江瞰沒有答應,反而問我:「直到你S為止,都不和她見面?你忍心這樣對一個孩子?」
「忍心啊。」
隻要江瞰願意認下女兒。
隻是不見面有什麼大不了?
斷絕關系都行。
我盯著女兒乖巧的睡顏,
柔和了眉眼。
很早以前,我就和女兒說過,人都是作為獨立的個體來到這個世界。
沒有任何人能一輩子陪著你。
分別,是人的一生永恆不變需要學習的課題。
江瞰沉默了很久,終於開口:「我考慮考慮。」
「好的,請你盡快。」我無奈攤手,「不是威脅你啊,你問李橡,我確實撐不了多久了。」
9
我在醫院又住了幾天。
李橡現在是腫瘤科副主任,起初他還說,要是我一開始就來找他,搞不好病情不會發展到這個地步。
後來看了我的治療過程,他不吭聲了。
越是年輕的人,腫瘤惡性程度往往越高。
再加上我實在缺了點運氣,就我這一路的求醫過程,大羅神仙來了,也不過是這個結局。
江瞰下班後來了一趟醫院,
我問他能不能把女兒接回家裡。
「醫院病菌多,小孩子待在這裡其實挺不好的。」
「而且我覺得你可以先試著和女兒相處一下,再做決定。

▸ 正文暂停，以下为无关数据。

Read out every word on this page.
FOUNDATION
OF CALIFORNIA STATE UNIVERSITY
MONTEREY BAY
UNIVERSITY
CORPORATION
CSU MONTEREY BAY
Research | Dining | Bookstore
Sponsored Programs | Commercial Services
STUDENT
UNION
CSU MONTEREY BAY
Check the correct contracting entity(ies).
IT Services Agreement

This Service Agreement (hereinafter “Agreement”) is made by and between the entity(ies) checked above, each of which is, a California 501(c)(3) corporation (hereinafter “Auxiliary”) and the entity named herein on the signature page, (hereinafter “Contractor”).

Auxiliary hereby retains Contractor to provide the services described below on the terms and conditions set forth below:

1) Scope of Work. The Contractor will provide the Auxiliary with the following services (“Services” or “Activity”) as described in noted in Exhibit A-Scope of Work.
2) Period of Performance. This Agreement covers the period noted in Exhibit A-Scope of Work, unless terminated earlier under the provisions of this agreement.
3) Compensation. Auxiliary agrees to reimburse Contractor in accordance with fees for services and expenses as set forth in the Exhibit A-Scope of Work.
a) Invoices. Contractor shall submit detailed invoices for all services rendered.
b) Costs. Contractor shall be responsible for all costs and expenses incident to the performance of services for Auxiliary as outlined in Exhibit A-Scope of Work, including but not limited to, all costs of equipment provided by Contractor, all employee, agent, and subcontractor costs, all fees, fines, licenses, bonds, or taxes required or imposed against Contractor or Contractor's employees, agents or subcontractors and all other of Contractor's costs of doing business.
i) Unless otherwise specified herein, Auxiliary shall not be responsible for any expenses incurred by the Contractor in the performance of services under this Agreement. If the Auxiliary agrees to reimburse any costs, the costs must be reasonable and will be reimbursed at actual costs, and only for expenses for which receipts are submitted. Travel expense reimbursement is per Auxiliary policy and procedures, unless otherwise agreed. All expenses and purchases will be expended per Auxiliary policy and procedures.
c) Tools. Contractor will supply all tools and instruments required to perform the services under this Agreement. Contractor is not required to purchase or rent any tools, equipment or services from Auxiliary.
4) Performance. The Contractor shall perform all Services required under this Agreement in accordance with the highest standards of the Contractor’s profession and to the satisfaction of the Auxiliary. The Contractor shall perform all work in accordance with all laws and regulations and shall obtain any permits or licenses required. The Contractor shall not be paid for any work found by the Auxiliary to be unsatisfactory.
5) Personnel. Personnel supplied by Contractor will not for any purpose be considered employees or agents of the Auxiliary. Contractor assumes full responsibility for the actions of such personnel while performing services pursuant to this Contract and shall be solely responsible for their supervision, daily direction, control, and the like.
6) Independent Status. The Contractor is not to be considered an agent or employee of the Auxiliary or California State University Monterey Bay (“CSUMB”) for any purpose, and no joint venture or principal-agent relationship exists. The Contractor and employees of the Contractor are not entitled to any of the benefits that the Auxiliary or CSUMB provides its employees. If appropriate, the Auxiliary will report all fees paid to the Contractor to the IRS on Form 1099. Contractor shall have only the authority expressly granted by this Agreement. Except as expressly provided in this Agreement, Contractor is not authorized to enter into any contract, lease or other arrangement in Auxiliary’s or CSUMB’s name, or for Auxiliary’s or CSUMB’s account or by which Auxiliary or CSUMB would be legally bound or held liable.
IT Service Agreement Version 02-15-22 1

」
女兒聞言,期待地望著江瞰:「爸爸,可以嗎?」
江瞰默了默,終於還是點頭:「行吧。」
他隻在醫院停留了一會兒,離開時終於帶上了女兒。
「媽媽我先走啦,你在醫院也要加油哦!肯定很快就可以出院啦!」
她覺得我住院了這麼多天,病情肯定已經好轉了。